Step 3 — Polish rounds (repeat count times)
Each round is /design-iteration-wisdom with the chosen direction as the reference:
- Diff, don't admire. Crop the current render to the mockup's framing and walk it element-by-element against the direction (reference-match discipline). Name what's behind: grouping/contrast, hierarchy, type measure, color, weight, depth. Because an imagegen reference is a fuzzy spec, match its design intent (rhythm, hierarchy, palette, treatment) — do not reproduce its invented copy, fake rows, or un-buildable flourishes.

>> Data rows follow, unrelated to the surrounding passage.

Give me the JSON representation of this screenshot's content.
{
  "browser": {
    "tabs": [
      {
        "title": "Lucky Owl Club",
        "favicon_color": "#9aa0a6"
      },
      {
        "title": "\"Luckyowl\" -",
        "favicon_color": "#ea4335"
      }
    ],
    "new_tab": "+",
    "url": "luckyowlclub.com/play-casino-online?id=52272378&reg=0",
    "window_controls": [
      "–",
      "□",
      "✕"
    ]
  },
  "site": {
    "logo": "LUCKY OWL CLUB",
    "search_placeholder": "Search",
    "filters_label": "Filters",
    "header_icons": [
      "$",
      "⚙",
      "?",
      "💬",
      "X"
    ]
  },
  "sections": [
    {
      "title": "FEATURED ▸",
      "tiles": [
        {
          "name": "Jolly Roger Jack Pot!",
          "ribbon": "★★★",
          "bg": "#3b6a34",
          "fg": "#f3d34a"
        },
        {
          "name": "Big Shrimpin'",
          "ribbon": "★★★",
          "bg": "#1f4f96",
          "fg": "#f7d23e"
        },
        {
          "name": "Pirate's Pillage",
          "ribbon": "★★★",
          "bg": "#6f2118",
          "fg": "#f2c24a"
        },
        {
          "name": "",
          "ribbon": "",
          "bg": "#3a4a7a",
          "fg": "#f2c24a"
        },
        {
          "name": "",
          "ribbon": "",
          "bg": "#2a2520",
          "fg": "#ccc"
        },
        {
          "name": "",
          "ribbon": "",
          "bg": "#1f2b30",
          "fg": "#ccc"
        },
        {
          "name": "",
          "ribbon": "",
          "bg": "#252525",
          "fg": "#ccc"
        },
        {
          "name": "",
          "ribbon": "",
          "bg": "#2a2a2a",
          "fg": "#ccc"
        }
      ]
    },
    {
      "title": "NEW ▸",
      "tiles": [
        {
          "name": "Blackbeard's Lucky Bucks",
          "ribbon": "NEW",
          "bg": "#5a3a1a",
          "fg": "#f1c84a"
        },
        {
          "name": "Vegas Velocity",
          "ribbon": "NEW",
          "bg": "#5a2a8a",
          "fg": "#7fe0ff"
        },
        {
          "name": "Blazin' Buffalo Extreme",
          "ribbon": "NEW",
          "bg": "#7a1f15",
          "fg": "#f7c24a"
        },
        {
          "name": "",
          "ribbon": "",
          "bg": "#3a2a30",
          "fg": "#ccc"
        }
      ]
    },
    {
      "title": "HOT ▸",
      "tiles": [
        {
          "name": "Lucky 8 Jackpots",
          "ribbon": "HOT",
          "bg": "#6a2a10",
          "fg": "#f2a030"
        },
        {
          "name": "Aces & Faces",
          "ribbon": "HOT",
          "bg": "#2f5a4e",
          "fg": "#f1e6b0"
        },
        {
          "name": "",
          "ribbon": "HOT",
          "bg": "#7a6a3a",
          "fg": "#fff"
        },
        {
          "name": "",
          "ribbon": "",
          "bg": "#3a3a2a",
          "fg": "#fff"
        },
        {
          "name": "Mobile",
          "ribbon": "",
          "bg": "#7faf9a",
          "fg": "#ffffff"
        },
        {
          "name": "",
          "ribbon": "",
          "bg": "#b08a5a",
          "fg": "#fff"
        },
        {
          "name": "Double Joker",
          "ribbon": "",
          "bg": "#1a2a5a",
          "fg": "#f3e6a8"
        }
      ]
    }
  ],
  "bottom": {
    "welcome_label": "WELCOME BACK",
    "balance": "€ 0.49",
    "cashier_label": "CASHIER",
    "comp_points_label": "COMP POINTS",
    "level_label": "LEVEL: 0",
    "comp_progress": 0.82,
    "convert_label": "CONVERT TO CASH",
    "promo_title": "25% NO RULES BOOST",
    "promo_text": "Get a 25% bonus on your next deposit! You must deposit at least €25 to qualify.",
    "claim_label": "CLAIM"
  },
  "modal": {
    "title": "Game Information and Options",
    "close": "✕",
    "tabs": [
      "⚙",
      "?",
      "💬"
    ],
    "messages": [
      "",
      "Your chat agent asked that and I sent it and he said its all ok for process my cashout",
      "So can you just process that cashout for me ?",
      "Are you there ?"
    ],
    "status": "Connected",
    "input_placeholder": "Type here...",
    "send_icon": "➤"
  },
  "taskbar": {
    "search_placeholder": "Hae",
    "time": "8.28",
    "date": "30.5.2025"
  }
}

- Diagnose in token terms. Map each gap to a move on the project's scale, using the
/css-wisdom tight-token framework. "Cards read flat → raise elevation one step + tighten in-card gaps, widen between-card gap" beats "add shadow". Never introduce an arbitrary value where a token exists.
- Apply the change with project tokens/components, minimal and targeted.
- Re-capture at all breakpoints; measure anything near-threshold with
/verify-ui (color especially — the eye lies; sample computed styles).
- Early exit when a round closes no meaningful gap, or the render reads cleanly against the direction at every width. Diminishing returns end the loop before
count.
Commit each accepted round (or stash before a risky one) so any round is revertible.
Step 4 — Stop and hand to the human
Design has a taste component an AI approximates but doesn't own. When the computable invariants pass (/design-iteration-wisdom → contrast ≳2×, monotonic hierarchy) and it reads clean, stop and show before / after / north-star side by side for the final call. Don't loop chasing a verdict only a person can give.
Cost
Each north-star mockup is one /codex-imagegen call — roughly 90k–230k ChatGPT tokens (photoreal/complex prompts cost more). Generate directions once up front, not per round; the rounds themselves are free (capture + CSS). Re-invoke imagegen only to explore a new direction or when the loop plateaus and a fresh target is wanted. --no-imagegen removes the ChatGPT cost entirely.
Important notes
- Imagegen is direction, not spec. Raster mockups can't be traced to code and hallucinate text/numbers/components. Use them for look and feel; take the real content from the live page. This is why the implementation is governed by tight tokens + the existing design system, not by the PNG.
- Polish stays on-system. The whole point of binding to
/css-wisdom's tight-token strategy is that improvements move along the project's scale. An arbitrary #hex or 13px to "match the mockup" is a regression even if it looks closer — flag it, find the token.
- In-place by default; clean-room for departures. Incremental polish edits the WIP in place. A big directional jump that would fight the markup belongs in a
/prototype-first-wisdom clean-room first (--cleanroom), then ported back deliberately.
- Expect trial and error. Directions that don't land get discarded; some rounds regress and get reverted. The loop is exploratory — the value is the design you converge on, and the human picks direction and final acceptance.
- Two human checkpoints: picking the direction (Step 2) and accepting the result (Step 4). Everything between is mechanical capture-diagnose-polish.